La CEA, dans son « Rapport Economique sur l’Afrique 2019 : La Politique budgétaire au service du financement du développement », formule, parmi ses recommandations, la nécessité pour les Etats d’Afrique de mettre en place des plans d’actions nationaux ainsi que des cadres de coordination qui reposent sur des bases factuelles, afin de lutter efficacement contre les FFI, à travers notamment les points ci-dessous :

  • Mieux comprendre comment les FFI se pratiquent au plan national
  • Formuler un plan d’action national pour réduire les principales vulnérabilités
  • Développer un cadre coordonne de lutte contre les FFI en spécifiant les responsabilités de chaque organe du gouvernement pour chaque élément de ce plan.

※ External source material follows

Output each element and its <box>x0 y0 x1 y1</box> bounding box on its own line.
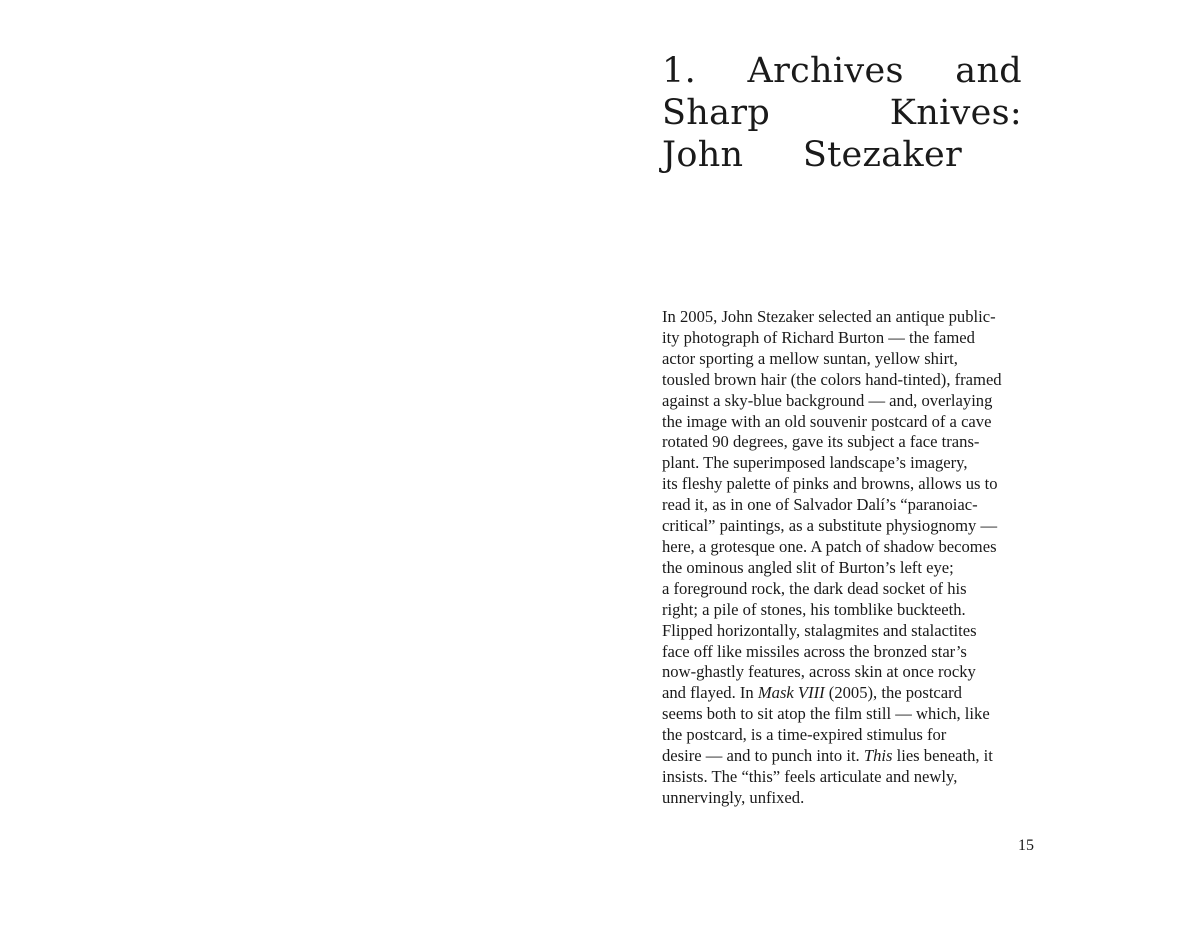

On peut également citer une étude du GFI de janvier 2017, intitulée « Accélérer le Programme d’Action de Lutte contre les FFI dans les pays africains », qui propose une liste de quatorze (14) mesures concrètes pouvant être mises en œuvre rapidement et facilement, ou servir au moins de base a des reformes ultérieures. Chacune des mesures est brièvement détaillée dans la publication du GFI, avec des exemples concrets et des références clés.

L’Afrique est loin d’être le seul continent dont des FFI sortent massivement, loin de là, mais il est indispensable de mettre en perspective deux réalités contradictoires : nous « exportons » en FFI plus que nous ne recevons en aide ! C’est un paradoxe, une aberration économique. Les pistes de solutions sont nombreuses, et bien que leur mise en œuvre ne soit pas facile, une prise de conscience générale est indispensable, aussi bien au niveau des gouvernants africains que de la société civile. Là plus que partout ailleurs, une forte volonté politique est indispensable pour stopper cette hémorragie.

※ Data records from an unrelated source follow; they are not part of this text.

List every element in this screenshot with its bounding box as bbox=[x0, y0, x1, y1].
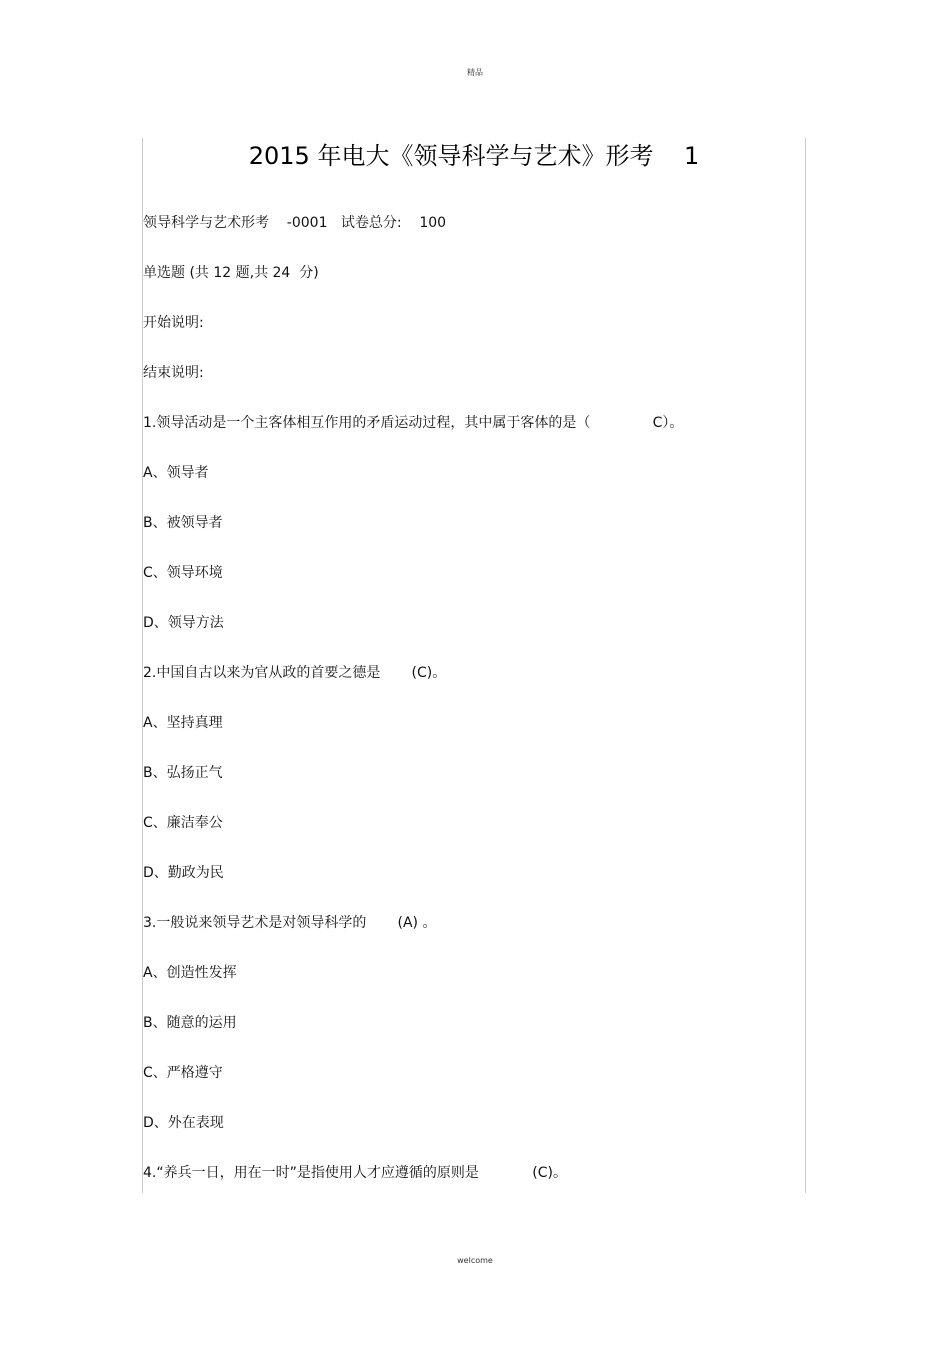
question-1-option-c: C、领导环境 bbox=[143, 565, 223, 581]
question-1: 1.领导活动是一个主客体相互作用的矛盾运动过程，其中属于客体的是（ C）。 bbox=[143, 415, 684, 431]
question-1-option-b: B、被领导者 bbox=[143, 515, 223, 531]
question-1-option-d: D、领导方法 bbox=[143, 615, 224, 631]
question-3-option-c: C、严格遵守 bbox=[143, 1065, 223, 1081]
question-2: 2.中国自古以来为官从政的首要之德是 (C)。 bbox=[143, 665, 447, 681]
page-right-border bbox=[805, 138, 806, 1193]
question-3-option-d: D、外在表现 bbox=[143, 1115, 224, 1131]
question-3: 3.一般说来领导艺术是对领导科学的 (A) 。 bbox=[143, 915, 437, 931]
document-title: 2015 年电大《领导科学与艺术》形考 1 bbox=[248, 142, 700, 170]
question-1-option-a: A、领导者 bbox=[143, 465, 209, 481]
section-heading: 单选题 (共 12 题,共 24 分) bbox=[143, 265, 319, 281]
document-body bbox=[143, 208, 803, 1208]
end-instructions: 结束说明: bbox=[143, 365, 204, 381]
header-watermark: 精品 bbox=[467, 68, 483, 77]
footer-watermark: welcome bbox=[457, 1256, 493, 1265]
exam-info-line: 领导科学与艺术形考 -0001 试卷总分: 100 bbox=[143, 215, 447, 231]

Le continent ne peut plus se permettre de continuer à perdre, chaque année, près de 100 milliards de dollars en flux financiers illicites, alors que, par rapport aux années 90, le nombre d’africains vivants dans l’extrême pauvreté a augmenté de plus de 100 millions.  Tous ces milliards, qui sortent très souvent à cause de la complicité, la cupidité et le silence coupable de certains dirigeants africains corrompus, devraient être affectés au financement de son développement en général, et au financement des services qui amélioreront la vie des africains en particulier.